Monday's NYT crossword is by Andrea C. Michaels. The theme is Run, Lola, Run, or three-word phrases in which the first and last words are the same. Can you think of other candidates for this theme besides the three that were used (BOND, JAMES BOND; HOME SWEET HOME; TIME AFTER TIME)? Timely to have a Britney Spears clue (I'M A as part of a song title) so soon after she was in the headlines. Okay, so she's seldom been out of the entertainment headlines for the past year. But now it's because she shaved her head! (Being bald makes her nose look bigger, doesn't it?) Perfect Monday puzzle here, with tons of easy and crap-free 3-letter entries. Okay, maybe beginning solvers don't instantly associate Swedish air travel with SAS, but they've gotta learn it soon enough if they want to get better at solving crosswords.
Randall Hartman's LA Times puzzle marks Presidents Day with actors who played fictional presidents in the movies. Fun Monday puzzle.
Rich Norris's CrosSynergy puzzle startled me by including the word GOOK, clued as [Icky stuff]. I don't care if it's in the dictionary with that meaning (as a variant of guck). Its more prominent meaning (definition 1, in fact) is as a racial slur used against Asians and Asian-Americans. Here's a historical look at the word. And no, it hasn't lost its punch. It's alive and well, as this link from just last week shows.

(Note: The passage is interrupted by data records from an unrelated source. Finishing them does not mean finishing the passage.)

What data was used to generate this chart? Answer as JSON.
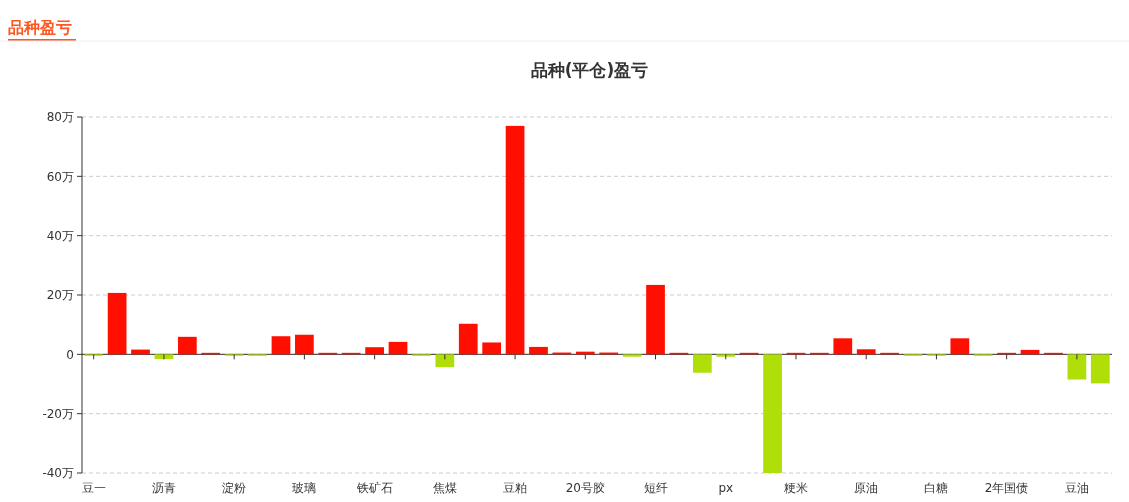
{
  "chart_data": {
    "type": "bar",
    "title": "品种(平仓)盈亏",
    "annotations": [
      "品种盈亏"
    ],
    "categories": [
      "豆一",
      null,
      null,
      "沥青",
      null,
      null,
      "淀粉",
      null,
      null,
      "玻璃",
      null,
      null,
      "铁矿石",
      null,
      null,
      "焦煤",
      null,
      null,
      "豆粕",
      null,
      null,
      "20号胶",
      null,
      null,
      "短纤",
      null,
      null,
      "px",
      null,
      null,
      "粳米",
      null,
      null,
      "原油",
      null,
      null,
      "白糖",
      null,
      null,
      "2年国债",
      null,
      null,
      "豆油",
      null
    ],
    "values": [
      -0.2,
      20.7,
      1.6,
      -1.6,
      5.9,
      0.1,
      -0.2,
      -0.2,
      6.1,
      6.6,
      0,
      0,
      2.4,
      4.2,
      -0.3,
      -4.3,
      10.3,
      4.0,
      77,
      2.5,
      0.6,
      0.9,
      0.6,
      -0.8,
      23.4,
      0,
      -6.2,
      -0.8,
      0,
      -40,
      0.5,
      0.1,
      5.4,
      1.7,
      0,
      -0.2,
      -0.4,
      5.4,
      -0.3,
      0.5,
      1.5,
      0.1,
      -8.5,
      -9.8
    ],
    "colors": [
      "#b0de09",
      "#ff0f00",
      "#ff0f00",
      "#b0de09",
      "#ff0f00",
      "#ff0f00",
      "#b0de09",
      "#b0de09",
      "#ff0f00",
      "#ff0f00",
      "#ff0f00",
      "#ff0f00",
      "#ff0f00",
      "#ff0f00",
      "#b0de09",
      "#b0de09",
      "#ff0f00",
      "#ff0f00",
      "#ff0f00",
      "#ff0f00",
      "#ff0f00",
      "#ff0f00",
      "#ff0f00",
      "#b0de09",
      "#ff0f00",
      "#ff0f00",
      "#b0de09",
      "#b0de09",
      "#ff0f00",
      "#b0de09",
      "#ff0f00",
      "#ff0f00",
      "#ff0f00",
      "#ff0f00",
      "#ff0f00",
      "#b0de09",
      "#b0de09",
      "#ff0f00",
      "#b0de09",
      "#ff0f00",
      "#ff0f00",
      "#ff0f00",
      "#b0de09",
      "#b0de09"
    ],
    "ylim": [
      -40,
      80
    ],
    "yticks": [
      {
        "value": -40,
        "label": "-40万"
      },
      {
        "value": -20,
        "label": "-20万"
      },
      {
        "value": 0,
        "label": "0"
      },
      {
        "value": 20,
        "label": "20万"
      },
      {
        "value": 40,
        "label": "40万"
      },
      {
        "value": 60,
        "label": "60万"
      },
      {
        "value": 80,
        "label": "80万"
      }
    ],
    "grid": "y"
  }
}
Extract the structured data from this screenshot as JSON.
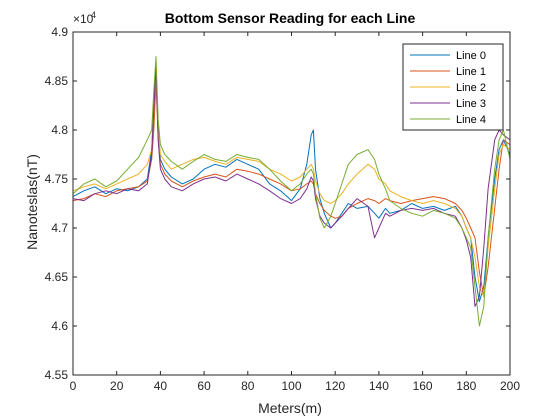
{
  "chart_data": {
    "type": "line",
    "title": "Bottom Sensor Reading for each Line",
    "xlabel": "Meters(m)",
    "ylabel": "Nanoteslas(nT)",
    "y_exponent_base": "×10",
    "y_exponent_power": "4",
    "xlim": [
      0,
      200
    ],
    "ylim": [
      4.55,
      4.9
    ],
    "xticks": [
      0,
      20,
      40,
      60,
      80,
      100,
      120,
      140,
      160,
      180,
      200
    ],
    "xtick_labels": [
      "0",
      "20",
      "40",
      "60",
      "80",
      "100",
      "120",
      "140",
      "160",
      "180",
      "200"
    ],
    "yticks": [
      4.55,
      4.6,
      4.65,
      4.7,
      4.75,
      4.8,
      4.85,
      4.9
    ],
    "ytick_labels": [
      "4.55",
      "4.6",
      "4.65",
      "4.7",
      "4.75",
      "4.8",
      "4.85",
      "4.9"
    ],
    "grid": false,
    "legend_position": "top-right",
    "x": [
      0,
      5,
      10,
      15,
      20,
      25,
      30,
      34,
      36,
      37,
      38,
      39,
      40,
      42,
      45,
      50,
      55,
      60,
      65,
      70,
      75,
      80,
      85,
      90,
      95,
      100,
      104,
      107,
      109,
      110,
      111,
      113,
      115,
      118,
      120,
      123,
      126,
      130,
      135,
      138,
      140,
      143,
      145,
      150,
      155,
      160,
      165,
      170,
      175,
      178,
      180,
      182,
      184,
      186,
      188,
      190,
      193,
      195,
      197,
      200
    ],
    "series": [
      {
        "name": "Line 0",
        "color": "#0072BD",
        "values": [
          4.732,
          4.738,
          4.742,
          4.735,
          4.74,
          4.738,
          4.742,
          4.75,
          4.78,
          4.83,
          4.865,
          4.8,
          4.77,
          4.76,
          4.752,
          4.745,
          4.75,
          4.76,
          4.765,
          4.762,
          4.77,
          4.765,
          4.76,
          4.745,
          4.738,
          4.728,
          4.74,
          4.765,
          4.795,
          4.8,
          4.76,
          4.73,
          4.715,
          4.7,
          4.705,
          4.715,
          4.725,
          4.72,
          4.722,
          4.715,
          4.71,
          4.72,
          4.715,
          4.718,
          4.725,
          4.72,
          4.722,
          4.718,
          4.722,
          4.712,
          4.7,
          4.69,
          4.65,
          4.625,
          4.64,
          4.69,
          4.75,
          4.78,
          4.79,
          4.775
        ]
      },
      {
        "name": "Line 1",
        "color": "#D95319",
        "values": [
          4.728,
          4.73,
          4.735,
          4.732,
          4.738,
          4.74,
          4.742,
          4.748,
          4.77,
          4.8,
          4.85,
          4.79,
          4.765,
          4.755,
          4.748,
          4.742,
          4.748,
          4.752,
          4.755,
          4.752,
          4.76,
          4.758,
          4.755,
          4.75,
          4.745,
          4.738,
          4.74,
          4.745,
          4.748,
          4.745,
          4.735,
          4.725,
          4.718,
          4.712,
          4.71,
          4.712,
          4.72,
          4.725,
          4.73,
          4.728,
          4.725,
          4.73,
          4.728,
          4.725,
          4.728,
          4.73,
          4.732,
          4.73,
          4.725,
          4.718,
          4.71,
          4.7,
          4.69,
          4.655,
          4.63,
          4.66,
          4.72,
          4.76,
          4.79,
          4.785
        ]
      },
      {
        "name": "Line 2",
        "color": "#EDB120",
        "values": [
          4.738,
          4.742,
          4.745,
          4.74,
          4.745,
          4.75,
          4.755,
          4.765,
          4.78,
          4.82,
          4.86,
          4.8,
          4.775,
          4.768,
          4.76,
          4.765,
          4.77,
          4.772,
          4.768,
          4.765,
          4.772,
          4.77,
          4.768,
          4.76,
          4.755,
          4.748,
          4.752,
          4.76,
          4.765,
          4.76,
          4.748,
          4.735,
          4.728,
          4.725,
          4.728,
          4.735,
          4.745,
          4.755,
          4.765,
          4.76,
          4.75,
          4.745,
          4.738,
          4.732,
          4.728,
          4.725,
          4.728,
          4.725,
          4.72,
          4.712,
          4.7,
          4.69,
          4.67,
          4.64,
          4.63,
          4.68,
          4.74,
          4.775,
          4.785,
          4.78
        ]
      },
      {
        "name": "Line 3",
        "color": "#7E2F8E",
        "values": [
          4.73,
          4.728,
          4.735,
          4.738,
          4.735,
          4.74,
          4.738,
          4.745,
          4.775,
          4.82,
          4.865,
          4.79,
          4.76,
          4.75,
          4.742,
          4.738,
          4.745,
          4.75,
          4.752,
          4.748,
          4.755,
          4.75,
          4.745,
          4.738,
          4.73,
          4.725,
          4.73,
          4.74,
          4.752,
          4.748,
          4.73,
          4.712,
          4.705,
          4.7,
          4.705,
          4.712,
          4.72,
          4.73,
          4.722,
          4.69,
          4.7,
          4.715,
          4.712,
          4.718,
          4.72,
          4.718,
          4.72,
          4.715,
          4.712,
          4.7,
          4.688,
          4.67,
          4.62,
          4.63,
          4.68,
          4.74,
          4.79,
          4.8,
          4.795,
          4.79
        ]
      },
      {
        "name": "Line 4",
        "color": "#77AC30",
        "values": [
          4.735,
          4.745,
          4.75,
          4.742,
          4.748,
          4.76,
          4.772,
          4.79,
          4.8,
          4.84,
          4.875,
          4.81,
          4.785,
          4.775,
          4.768,
          4.76,
          4.768,
          4.775,
          4.77,
          4.768,
          4.775,
          4.772,
          4.77,
          4.76,
          4.748,
          4.738,
          4.745,
          4.755,
          4.76,
          4.755,
          4.735,
          4.71,
          4.7,
          4.712,
          4.725,
          4.745,
          4.765,
          4.775,
          4.78,
          4.77,
          4.755,
          4.74,
          4.728,
          4.72,
          4.715,
          4.712,
          4.718,
          4.715,
          4.71,
          4.7,
          4.69,
          4.68,
          4.64,
          4.6,
          4.62,
          4.69,
          4.76,
          4.79,
          4.8,
          4.77
        ]
      }
    ]
  }
}
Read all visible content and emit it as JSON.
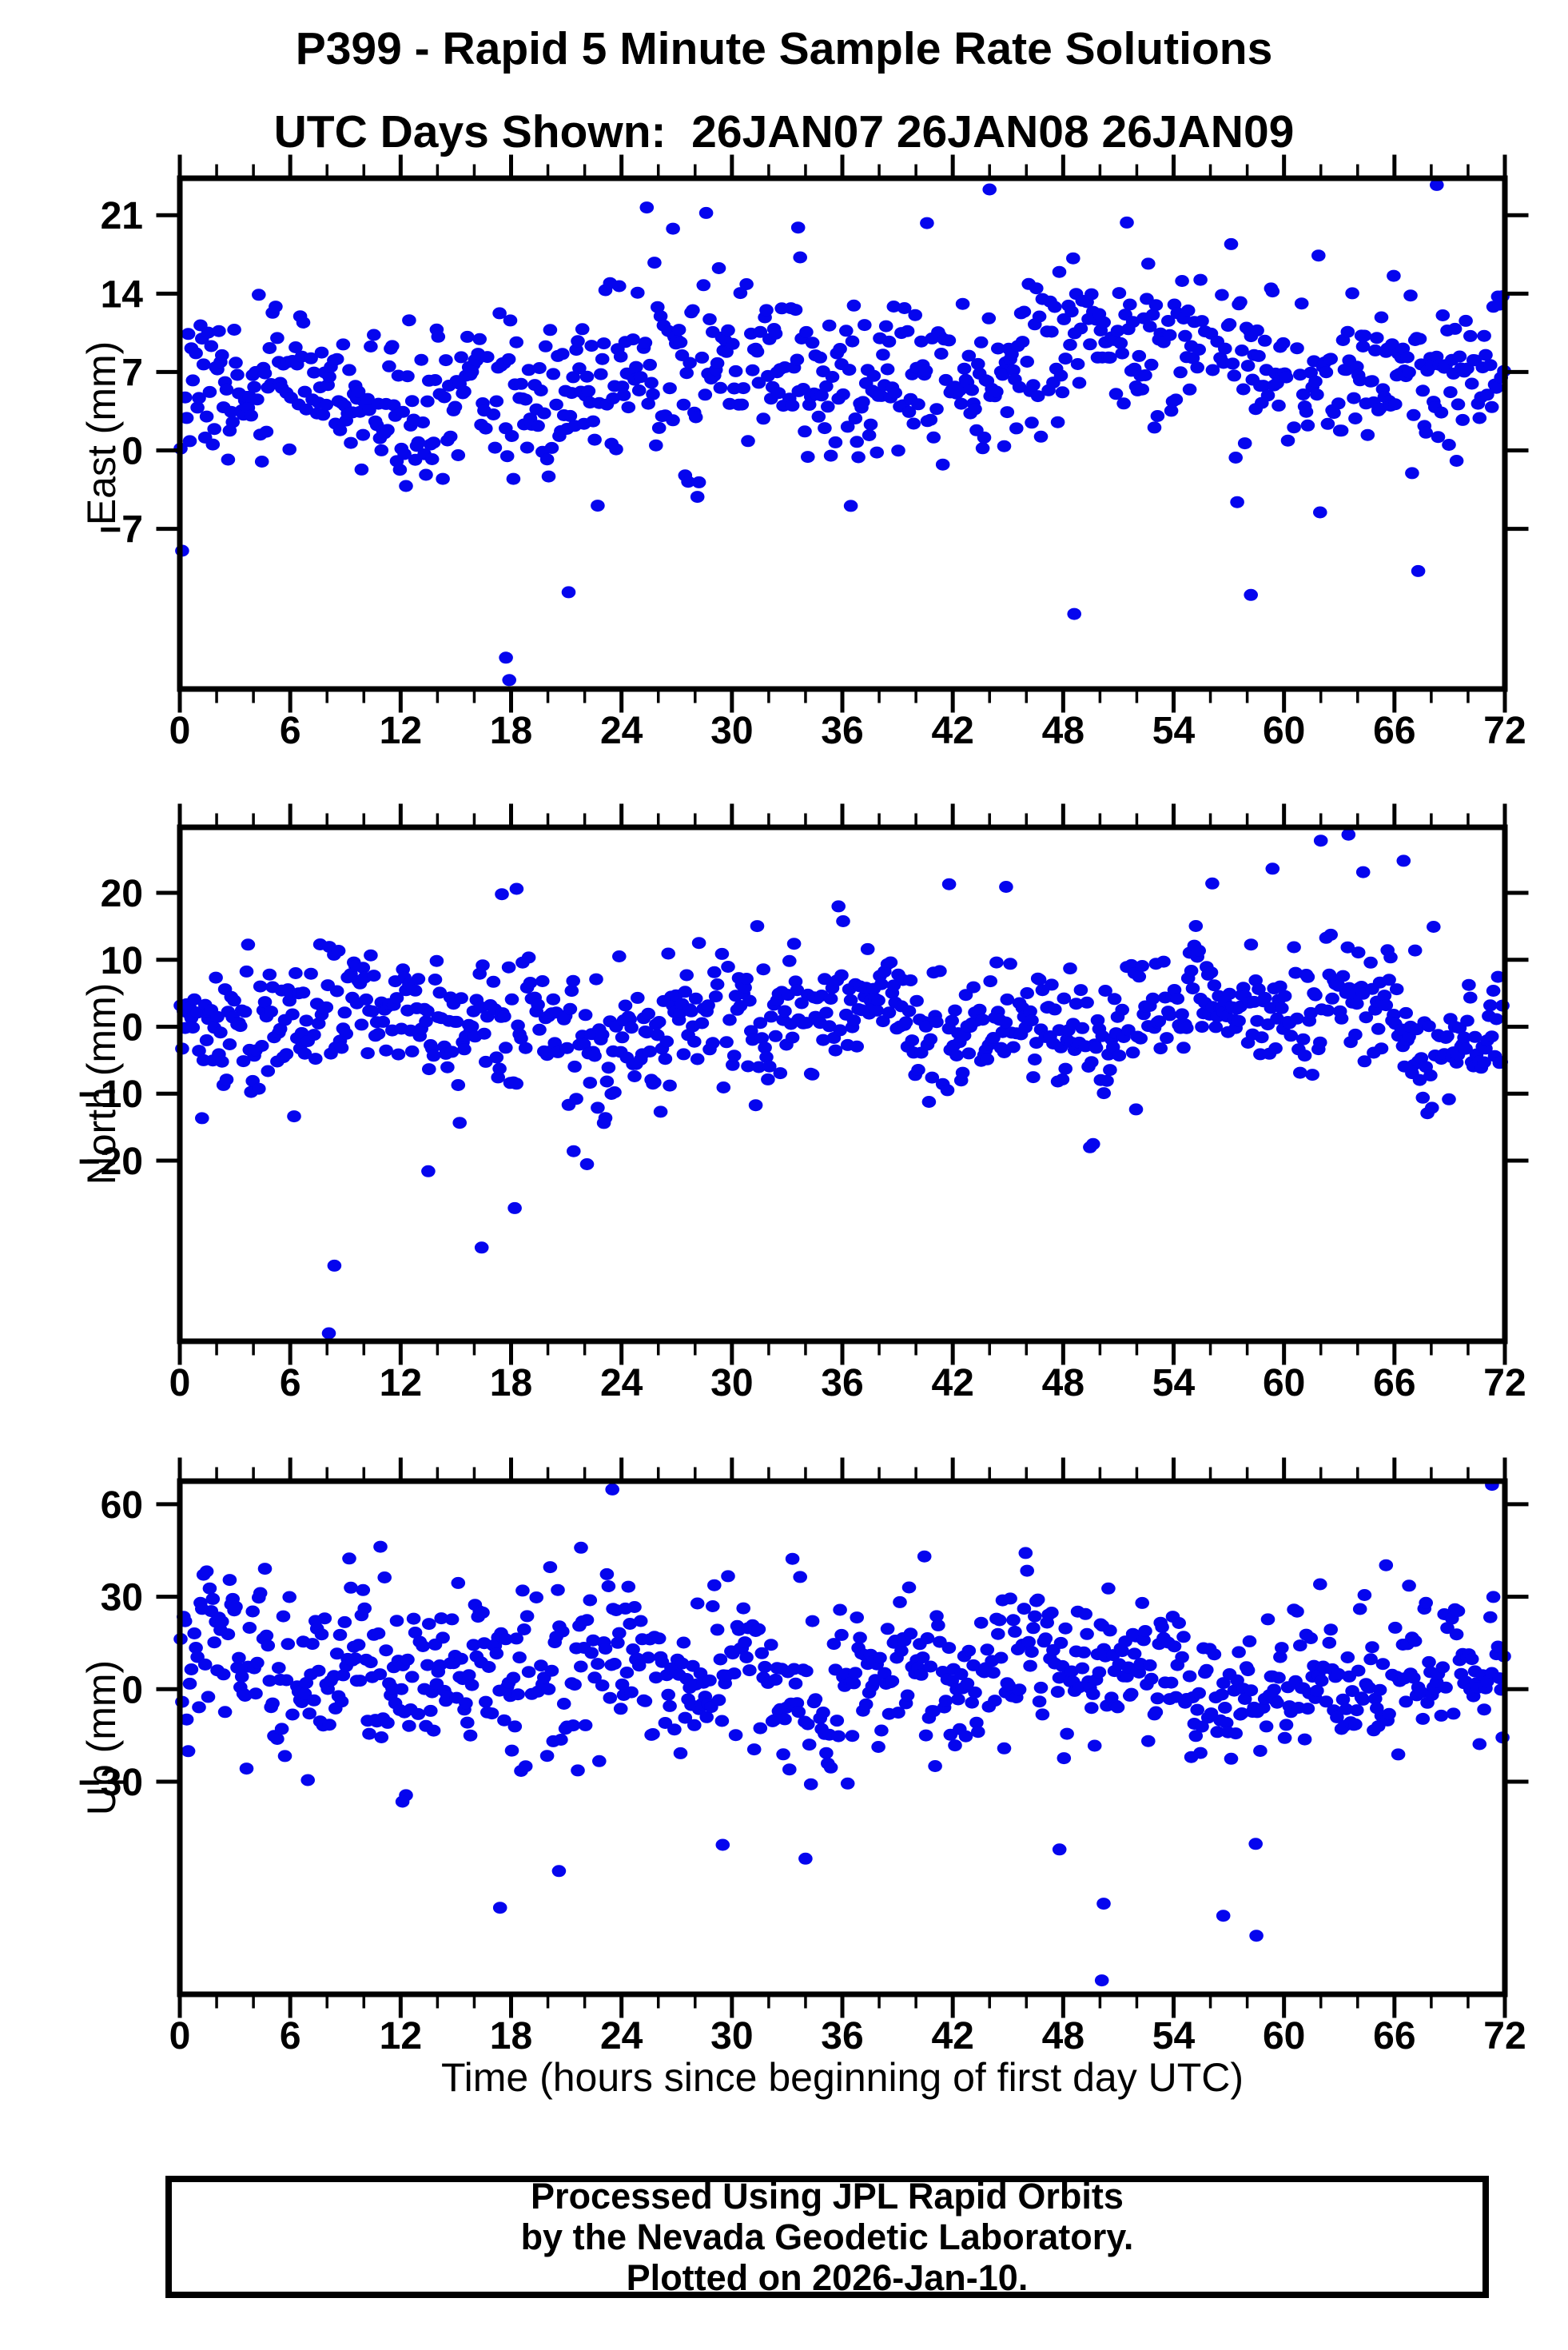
{
  "title": {
    "line1": "P399 - Rapid 5 Minute Sample Rate Solutions",
    "line2": "UTC Days Shown:  26JAN07 26JAN08 26JAN09"
  },
  "footer": {
    "lines": [
      "Processed Using JPL Rapid Orbits",
      "by the Nevada Geodetic Laboratory.",
      "Plotted on 2026-Jan-10."
    ]
  },
  "chart_data": {
    "type": "scatter",
    "station": "P399",
    "utc_days_shown": [
      "26JAN07",
      "26JAN08",
      "26JAN09"
    ],
    "x": {
      "label": "Time (hours since beginning of first day UTC)",
      "min": 0,
      "max": 72,
      "major_tick_step": 6,
      "minor_tick_step": 2,
      "major_ticks": [
        0,
        6,
        12,
        18,
        24,
        30,
        36,
        42,
        48,
        54,
        60,
        66,
        72
      ]
    },
    "marker": {
      "shape": "ellipse",
      "color": "#0505ee",
      "rx": 8.8,
      "ry": 7.5
    },
    "sample_rate_minutes": 5,
    "panels": [
      {
        "ylabel": "East (mm)",
        "ylim": [
          -21.3,
          24.3
        ],
        "yticks": [
          -7,
          0,
          7,
          14,
          21
        ],
        "n_samples": 864,
        "generator": {
          "seed": 1007,
          "drop_rate": 0.09,
          "base": 4.6,
          "slope": 0.062,
          "waves": [
            [
              24,
              1.7,
              0.6
            ],
            [
              8.2,
              1.15,
              2.0
            ]
          ],
          "sd": 3.35,
          "tail_prob": 0.05,
          "tail_mult": 2.0
        },
        "outliers": [
          [
            17.72,
            -18.5
          ],
          [
            17.9,
            -20.5
          ],
          [
            28.6,
            21.2
          ],
          [
            44.0,
            23.3
          ],
          [
            68.3,
            23.7
          ],
          [
            33.6,
            19.9
          ],
          [
            26.8,
            19.8
          ],
          [
            40.6,
            20.3
          ],
          [
            48.6,
            -14.6
          ],
          [
            58.2,
            -12.9
          ]
        ]
      },
      {
        "ylabel": "North (mm)",
        "ylim": [
          -47.0,
          29.8
        ],
        "yticks": [
          -20,
          -10,
          0,
          10,
          20
        ],
        "n_samples": 864,
        "generator": {
          "seed": 2008,
          "drop_rate": 0.09,
          "base": 0.6,
          "slope": 0.012,
          "waves": [
            [
              24,
              2.6,
              -1.1
            ],
            [
              9,
              2.1,
              0.7
            ]
          ],
          "sd": 4.7,
          "tail_prob": 0.05,
          "tail_mult": 1.9
        },
        "outliers": [
          [
            8.1,
            -45.8
          ],
          [
            8.4,
            -35.7
          ],
          [
            16.4,
            -33.0
          ],
          [
            18.2,
            -27.1
          ],
          [
            13.5,
            -21.6
          ],
          [
            21.4,
            -18.6
          ],
          [
            62.0,
            27.8
          ],
          [
            63.5,
            28.7
          ],
          [
            64.3,
            23.1
          ],
          [
            66.5,
            24.8
          ],
          [
            56.1,
            21.4
          ],
          [
            41.8,
            21.3
          ],
          [
            17.5,
            19.8
          ],
          [
            18.3,
            20.6
          ],
          [
            44.9,
            20.9
          ]
        ]
      },
      {
        "ylabel": "Up (mm)",
        "ylim": [
          -99.0,
          67.5
        ],
        "yticks": [
          -30,
          0,
          30,
          60
        ],
        "n_samples": 864,
        "generator": {
          "seed": 2009,
          "drop_rate": 0.09,
          "base": 8.8,
          "slope": -0.095,
          "waves": [
            [
              24,
              4.5,
              1.7
            ],
            [
              7.3,
              3.8,
              0.2
            ]
          ],
          "sd": 12.3,
          "tail_prob": 0.05,
          "tail_mult": 1.9
        },
        "outliers": [
          [
            50.1,
            -94.5
          ],
          [
            50.2,
            -69.6
          ],
          [
            58.5,
            -80.0
          ],
          [
            17.4,
            -70.9
          ],
          [
            20.6,
            -59.0
          ],
          [
            34.0,
            -55.0
          ],
          [
            56.7,
            -73.5
          ],
          [
            29.5,
            -50.5
          ],
          [
            47.8,
            -52.0
          ],
          [
            12.1,
            -36.5
          ],
          [
            23.5,
            64.8
          ],
          [
            71.3,
            66.3
          ],
          [
            21.8,
            45.9
          ],
          [
            10.9,
            46.2
          ]
        ]
      }
    ]
  },
  "style": {
    "frame_color": "#000000",
    "background": "#ffffff"
  }
}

The way I see it, if SCUMBAG and SCHMUCK have no place in the NYT crossword because of their used-condom and Yiddish-penis roots, a hateful word like GOOK—offensive not because it pertains to sex, but because it is used against a group of people—certainly should be off-limits. If you're a constructor and GOOK bails you out of a tough corner, I ask you to keep working on the fill. If you're an editor, if you can't find a way to rework the fill to eliminate that word, don't publish the puzzle. You'd reject anything with the N-word, wouldn't you?